Sensible Footwear : a girl’s guide by Kate Charlesworth

Sensible Footwear: A Girl's Guide

Sensible Footwear: A Girl’s Guide by Kate Charlesworth

My rating: 5 of 5 stars

It’s difficult to talk about Sensible Footwear by Kate Charlesworth without telling you what an utterly wonderful book it is. It is simply wonderful, this powerful, personal and political story of LGBTQI+ history within the United Kingdom from the 1950s to the present day. I was very young and in the first years of school when section 28 was enacted and I do not ever remember being taught about histories like this. Though I can’t directly link it towards the act itself of course, what with being tiny and not present behind the scenes in any of the schools I subsequently attended, it is important to note that at least one classroom grew up without the awareness of things like this. Stories. Culture. People. And it is never just one classroom, never.

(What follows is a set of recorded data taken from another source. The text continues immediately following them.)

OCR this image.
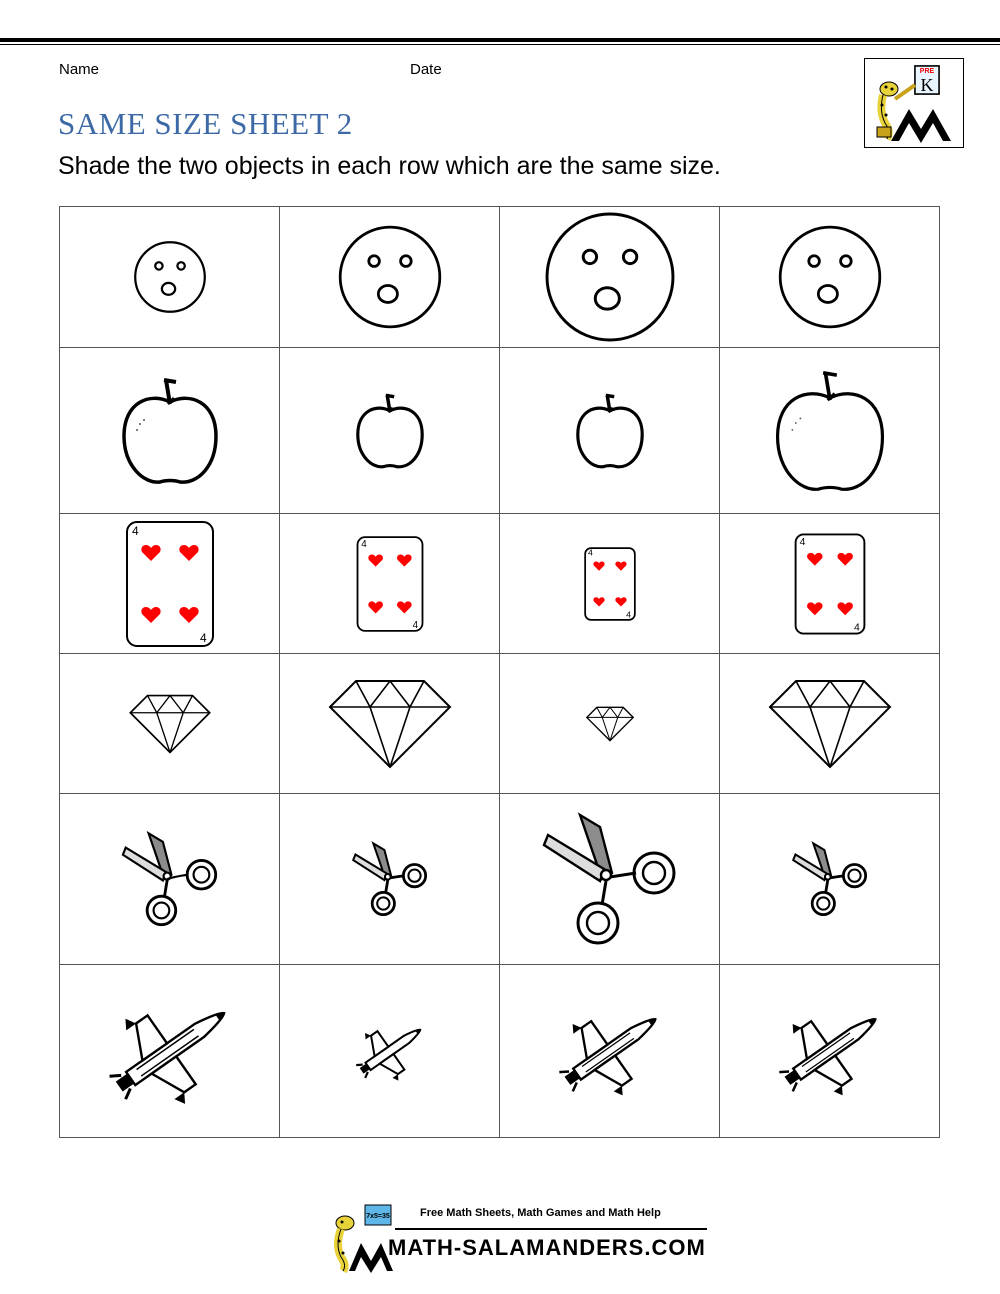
Name	Date	PRE
K
SAME SIZE SHEET 2
Shade the two objects in each row which are the same size.

4
4	4
4	4
4	4
4

7x5=35	Free Math Sheets, Math Games and Math Help
MATH-SALAMANDERS.COM
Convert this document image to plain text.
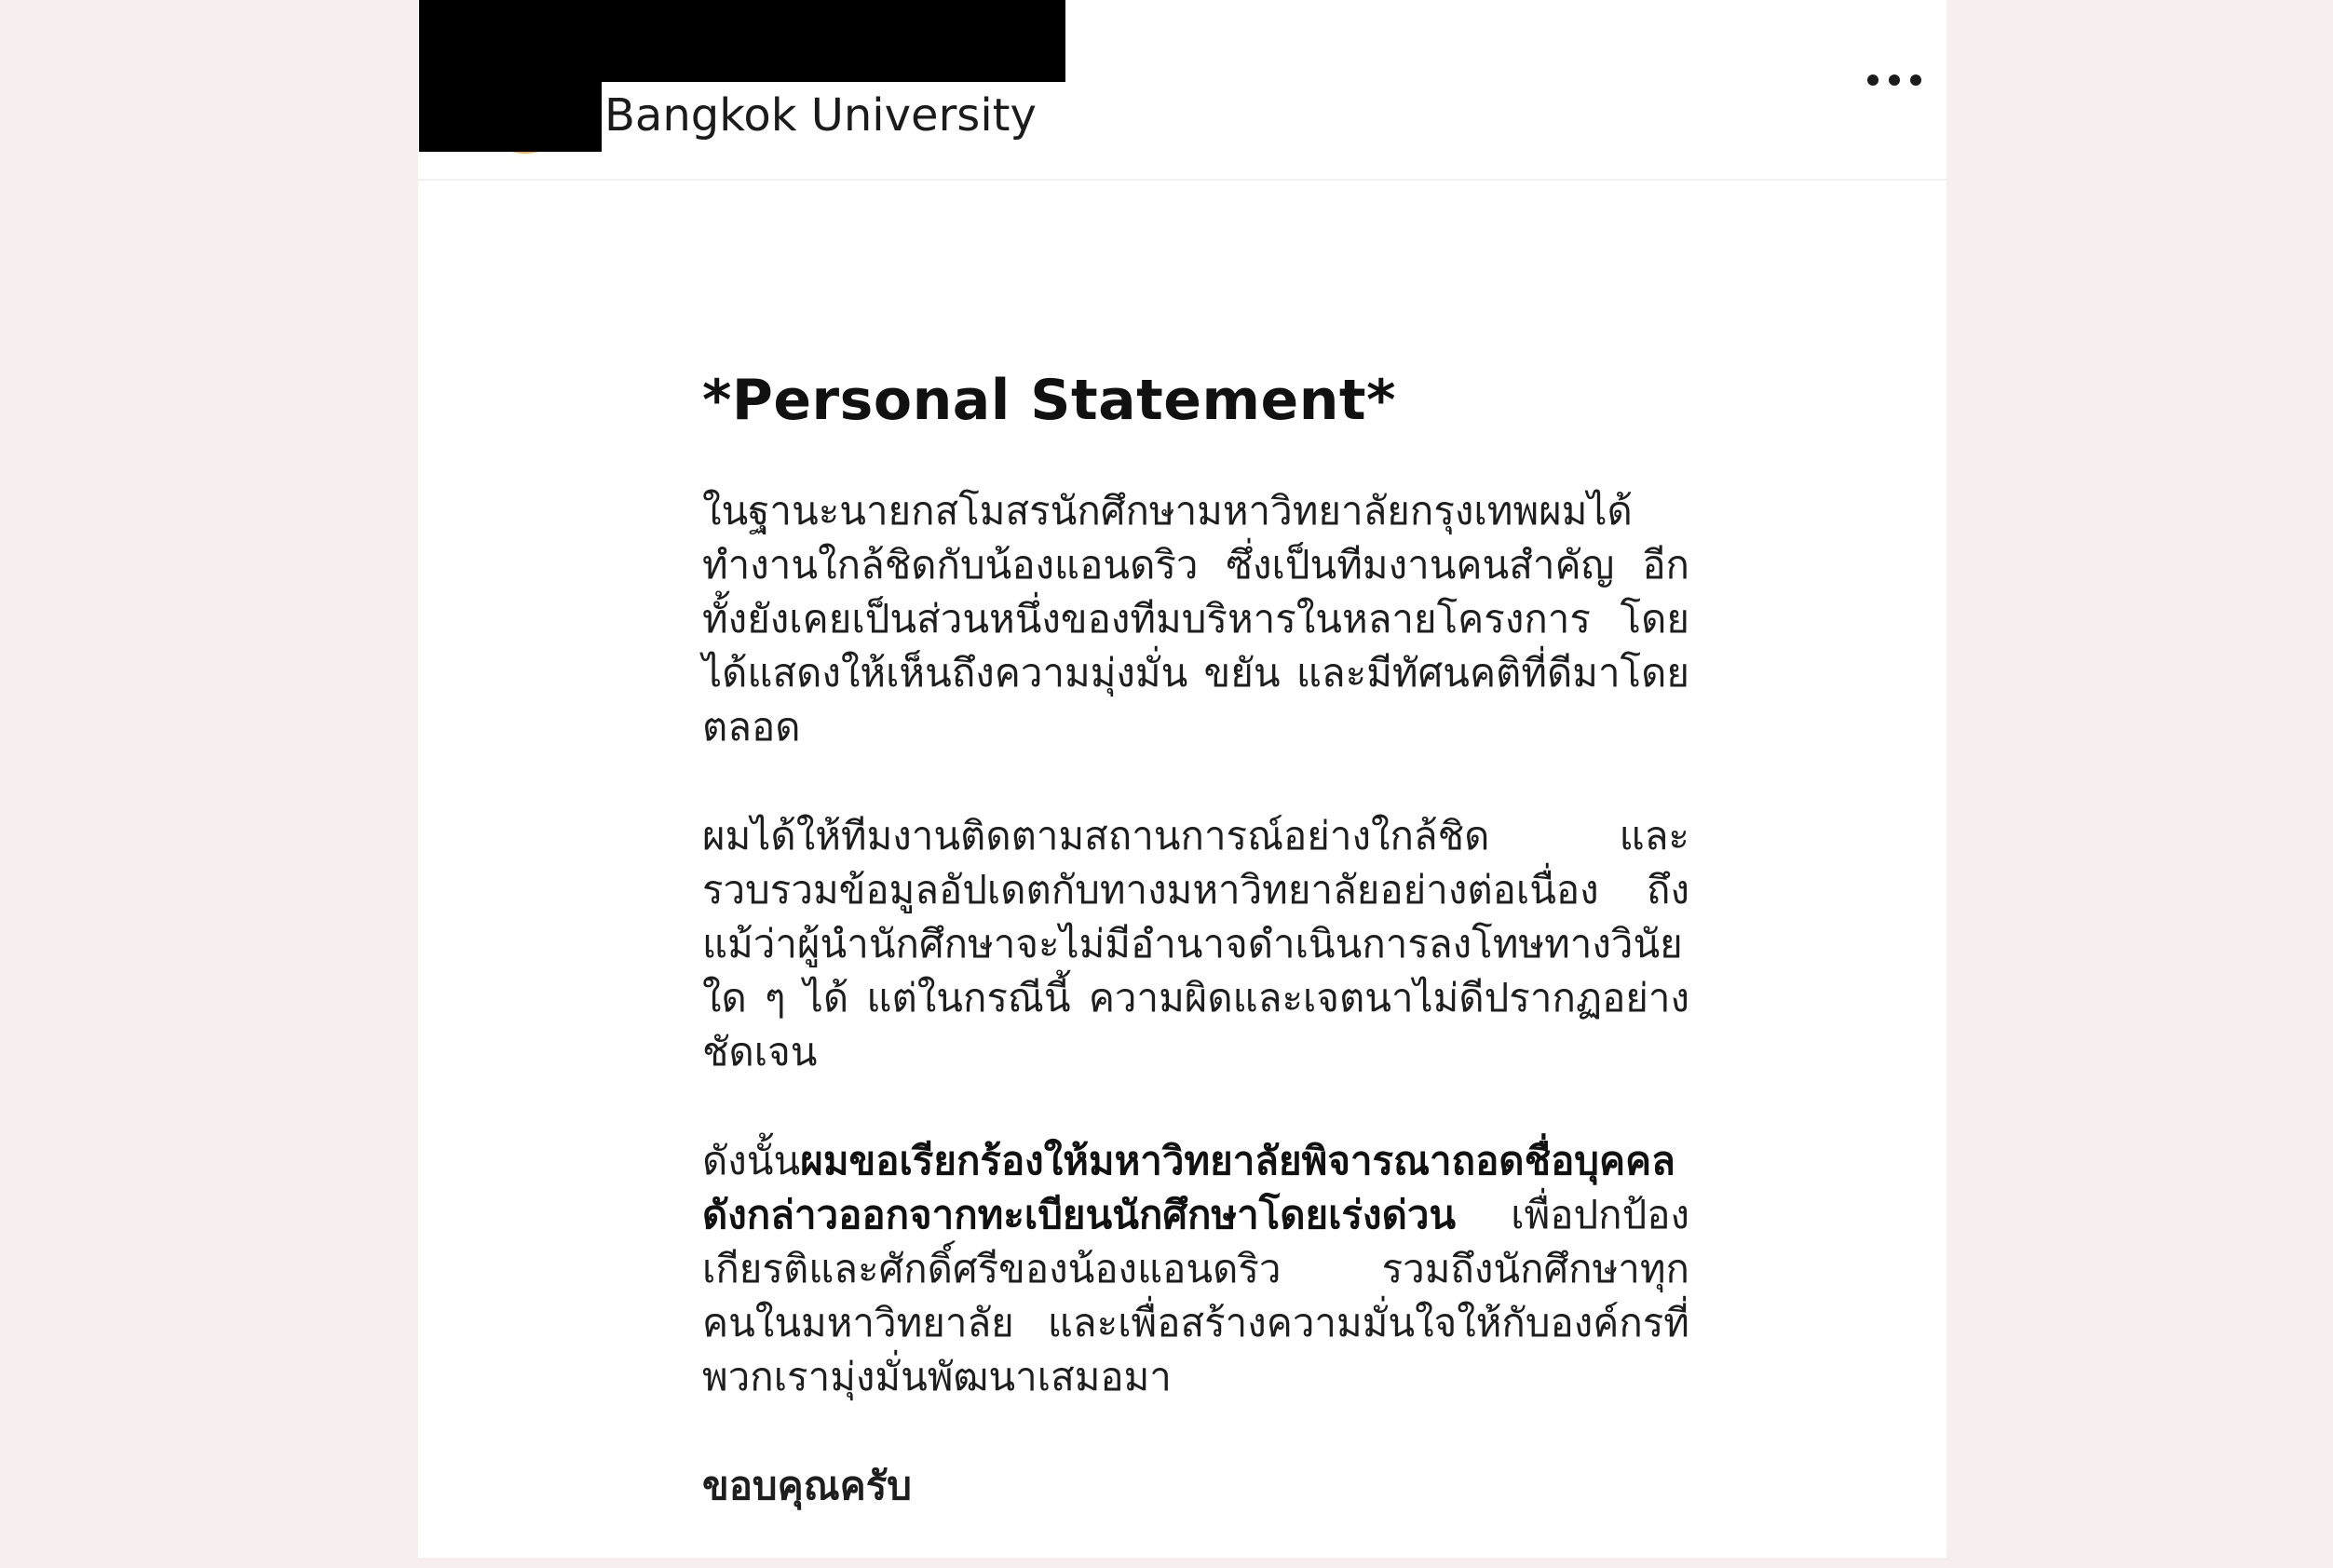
Bangkok University
*Personal Statement*

ในฐานะนายกสโมสรนักศึกษามหาวิทยาลัยกรุงเทพผมได้ทำงานใกล้ชิดกับน้องแอนดริว ซึ่งเป็นทีมงานคนสำคัญ อีกทั้งยังเคยเป็นส่วนหนึ่งของทีมบริหารในหลายโครงการ โดยได้แสดงให้เห็นถึงความมุ่งมั่น ขยัน และมีทัศนคติที่ดีมาโดยตลอด

ผมได้ให้ทีมงานติดตามสถานการณ์อย่างใกล้ชิด และรวบรวมข้อมูลอัปเดตกับทางมหาวิทยาลัยอย่างต่อเนื่อง ถึงแม้ว่าผู้นำนักศึกษาจะไม่มีอำนาจดำเนินการลงโทษทางวินัยใด ๆ ได้ แต่ในกรณีนี้ ความผิดและเจตนาไม่ดีปรากฏอย่างชัดเจน

ดังนั้นผมขอเรียกร้องให้มหาวิทยาลัยพิจารณาถอดชื่อบุคคลดังกล่าวออกจากทะเบียนนักศึกษาโดยเร่งด่วน เพื่อปกป้องเกียรติและศักดิ์ศรีของน้องแอนดริว รวมถึงนักศึกษาทุกคนในมหาวิทยาลัย และเพื่อสร้างความมั่นใจให้กับองค์กรที่พวกเรามุ่งมั่นพัฒนาเสมอมา

ขอบคุณครับ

And so we turn to stories to fill those gaps, and to provide those narratives of histories and lives lived so beautifully, so brilliantly in a world that was not yet ready or willing to hear them. Charlesworth delivers here not only just a personal memoir that documents her own realisation of her sexuality but also the stories of a thousand others. Each decade is introduced with a contextual double spread that talks about the LGBTQI+ events of the period and Charlesworth handles these stunningly, juxtaposing events such as the opening of Gay’s the Word bookshop in 1979 (still trading! go!) with John Curry’s performance at the 1976 Winter Olympics. These are people – places – things bursting from the pages, bustling against each other, and it is rather, utterly brilliant.

Charlesworth is also somebody who knows how to handle a page. She packs the decade spreads with information, but then – when she has to – she knows how and when to give space. I was moved to tears by several of the pages in the 1980s, for example, and I loved her engagements with pop culture – there’s a part where she discusses Doris Day and Calamity Jane and it is remarkable, wonderful stuff. It’s full of power, every inch of it, and it’s an education on more than one level.

Would I recommend Sensible Footwear? Undoubtedly. It’s a memoir on one level, a history lesson on another, and a tribute to those who had to live in a world that was not ready or willing to let them do precisely that. It is a staggering achievement.